Go for a green belt around your apartment complex

By TheHindu on 23 Nov 2016 | read
Apartment welfare associations have to judiciously make use of whatever space is available and the small pockets left unused to maintain greenery, writes Swathi.V Green space: From the set-back space, one can make use of two to two-and-a-half feet for making a reasonably good plant bed in the complex. Green space: From the set-back space, one can make use of two to two-and-a-half feet for making a reasonably good plant bed in the complex.

Indoor plants grown in containers are most often taken for granted when speaking of greenery in apartment complexes. What one ignores in doing so is that a beautiful garden can as well be designed within the diminutive common space available inside the complex, be it a single block or a set of blocks.

With the compulsions of leaving stilted area for parking and a huge chunk of mandatory set-back space for manoeuvring the four-wheelers, apartments offer much lesser space for greenery. Nevertheless, a little is a lot in the spaces marked by pollution, cramped existence and lack of open spaces. “Apartment welfare associations have to judiciously make use of whatever space available in narrow strips along the boundary walls, tot-lots and small pockets left unused depending on the shape of the plot to grow trees and maintain them,” says M.M. Hussain (Ph: 9848024654), from Plants Land Nursery.

From the set-back space, one can make use of two to two-and-a-half feet for making a reasonably good plant bed, he advises. Plants of moderate growth which do not shed leaves throughout the year should be chosen for the bed. Tap-rooted ones should be preferred over those with fibrous roots, as the latter's spread may extend to the foundation and damage it.

Plants such as Grevillea robusta (Silver Oak), Polyalthia pendula (Tall Ashoka), Polyalthia angustifolia (Seetha Ashoka), or Millingtonia hortensis may be preferred for the bed along the boundary wall, so also palms such as Areca lutescens (Dypsis lutescens), or Kentia (Howeia) if there is enough space to grow them in clusters.

“The palms, if grown in clusters, will attain a height of 12 to 15 feet, and cover the wall-tops with greenery. They will also remain off the drive way apart from acting as effective barriers to noise and air pollution,” says Mr.Hussain.

Where the set-back space is more, palms such as Roystonea regia (Royal Palm), Caryota urens (Fishtail Palm), and Wodyetia bifurcata (Foxtail Palm) can be planted at regular intervals. Between two palms, various flowering or foliage varieties may be planted depending on the availability of sunlight.

“Availability of light depends on the height of the boundary wall, of the apartment building, and also of the neighbouring buildings. It also depends on the direction the planted area faces, South and West being the directions of abundant sunlight,” says Mr.Hussain.
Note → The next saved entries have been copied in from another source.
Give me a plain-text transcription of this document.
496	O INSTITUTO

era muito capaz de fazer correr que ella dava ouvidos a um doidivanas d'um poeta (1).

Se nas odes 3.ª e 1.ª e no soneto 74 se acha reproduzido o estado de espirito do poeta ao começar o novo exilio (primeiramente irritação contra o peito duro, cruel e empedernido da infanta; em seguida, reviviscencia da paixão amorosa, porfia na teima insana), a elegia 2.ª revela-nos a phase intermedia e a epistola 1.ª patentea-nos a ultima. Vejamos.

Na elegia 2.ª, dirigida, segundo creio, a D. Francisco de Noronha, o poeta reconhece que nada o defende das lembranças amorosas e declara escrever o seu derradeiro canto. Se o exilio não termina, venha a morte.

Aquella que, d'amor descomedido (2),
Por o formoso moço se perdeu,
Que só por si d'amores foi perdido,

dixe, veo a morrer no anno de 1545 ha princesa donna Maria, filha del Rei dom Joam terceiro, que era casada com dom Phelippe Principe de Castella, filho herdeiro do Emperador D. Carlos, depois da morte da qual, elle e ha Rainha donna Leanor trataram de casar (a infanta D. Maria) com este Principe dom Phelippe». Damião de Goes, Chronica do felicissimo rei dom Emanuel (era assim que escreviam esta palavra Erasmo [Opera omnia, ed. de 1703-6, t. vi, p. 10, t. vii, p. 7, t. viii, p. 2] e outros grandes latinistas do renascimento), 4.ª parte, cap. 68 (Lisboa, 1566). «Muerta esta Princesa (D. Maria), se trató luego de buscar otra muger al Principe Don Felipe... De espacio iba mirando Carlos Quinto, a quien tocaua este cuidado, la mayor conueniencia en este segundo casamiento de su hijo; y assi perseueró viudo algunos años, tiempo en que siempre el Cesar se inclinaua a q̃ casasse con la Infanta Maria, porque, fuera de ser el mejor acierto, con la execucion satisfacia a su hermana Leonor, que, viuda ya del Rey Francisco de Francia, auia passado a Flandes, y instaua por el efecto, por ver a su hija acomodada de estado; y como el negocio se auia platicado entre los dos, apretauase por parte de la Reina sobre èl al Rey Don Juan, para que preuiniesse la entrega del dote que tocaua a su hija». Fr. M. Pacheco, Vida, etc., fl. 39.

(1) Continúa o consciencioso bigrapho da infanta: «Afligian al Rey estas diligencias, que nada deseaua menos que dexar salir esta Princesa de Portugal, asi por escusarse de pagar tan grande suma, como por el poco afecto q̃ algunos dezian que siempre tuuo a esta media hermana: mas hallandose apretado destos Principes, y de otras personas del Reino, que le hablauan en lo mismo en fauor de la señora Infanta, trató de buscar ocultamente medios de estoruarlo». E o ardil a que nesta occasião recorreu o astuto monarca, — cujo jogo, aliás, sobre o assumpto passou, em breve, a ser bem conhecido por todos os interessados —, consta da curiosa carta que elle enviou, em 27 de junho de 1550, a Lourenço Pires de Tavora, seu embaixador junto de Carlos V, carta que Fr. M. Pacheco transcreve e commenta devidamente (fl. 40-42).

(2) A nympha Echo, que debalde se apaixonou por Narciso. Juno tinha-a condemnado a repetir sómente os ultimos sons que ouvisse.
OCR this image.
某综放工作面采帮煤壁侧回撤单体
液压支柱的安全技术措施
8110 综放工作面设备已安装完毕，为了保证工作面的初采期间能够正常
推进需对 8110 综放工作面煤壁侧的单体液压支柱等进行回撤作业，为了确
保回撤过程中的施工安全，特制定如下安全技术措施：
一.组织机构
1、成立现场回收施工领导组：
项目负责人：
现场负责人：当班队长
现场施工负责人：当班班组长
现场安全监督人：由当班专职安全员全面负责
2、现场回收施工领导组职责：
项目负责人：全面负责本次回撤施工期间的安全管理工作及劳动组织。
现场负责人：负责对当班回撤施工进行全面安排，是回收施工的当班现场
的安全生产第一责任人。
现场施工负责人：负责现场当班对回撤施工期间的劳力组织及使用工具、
If light is available for eight hours in a day, one can go for all flowering plants. If a little lesser than that, one can choose varieties such as Hibiscus, Plumbago capensis, Lemonia spectabilis or Beloperone guttata, and many other plants which survive in partial light conditions.

In shady areas too, some flowering varieties such as Spathiphyllum and Anthuriums may be planted, but they are expensive, says Mr.Hussain.

Impatiens in both annual and bi-annual varieties is fine for a growth of low heights.

Foliage plants may be chosen in cases of both full and partial light conditions. However, good amount of sunlight will help the plant to produce better colours and compact growth, while partial light will result in lanky growth and undesirable colours.

A large number of shade loving foliage plants such as Aralia, Chlorophytum, Aglaonema, Dieffenbachia, Ferns, Schefflera, and small palms such as Chamaedorea are available in the market.

“One can even make hedges along the driveway and cut them to shape. Where there is abundant light, one can go for shaping topiaries too at regular intervals,” Mr.Hussain suggests.

Even climbers can be grown to creep over the walls and be extended still higher through wire frames or such other structures over the wall. Vernonia, Thunbergia grandiflora, and Ipomea morning glory can grow very thick and mitigate air pollution as well as noise pollution to a great extent, he says.

Tot-lots, on the other hand, offer scope for growing lawns. If the space allocated for tot-lot gets abundant sunlight, one can go for Fescue Grass, Bermuda Grass or Korean Carpet Grass, the last, available in turf mats.

If the space is wanting in sunlight, one can safely go for Paspalum (Buffalo Grass) or St.Augustine varieties. Whatever be the grass, one should keep in mind that a lawn requires good amount of water and regular mowing. Apart from tot-lots, grass can also be grown in walkways, alternating between tiles.

“If the tot-lot patches are too large for a bed and too small for a lawn, one can opt for groundcovers such as Chlorophytums, Tradescantias, Commelinas, Pileas, and if light is plenty, some flowering plants such as Daisies, Lantanas, Cupheas and Angelinas,” Mr.Hussain says.

He cautions against seasonal plants, as they call for regular maintenance. One can opt for similar looking perennials which can do with moderate care.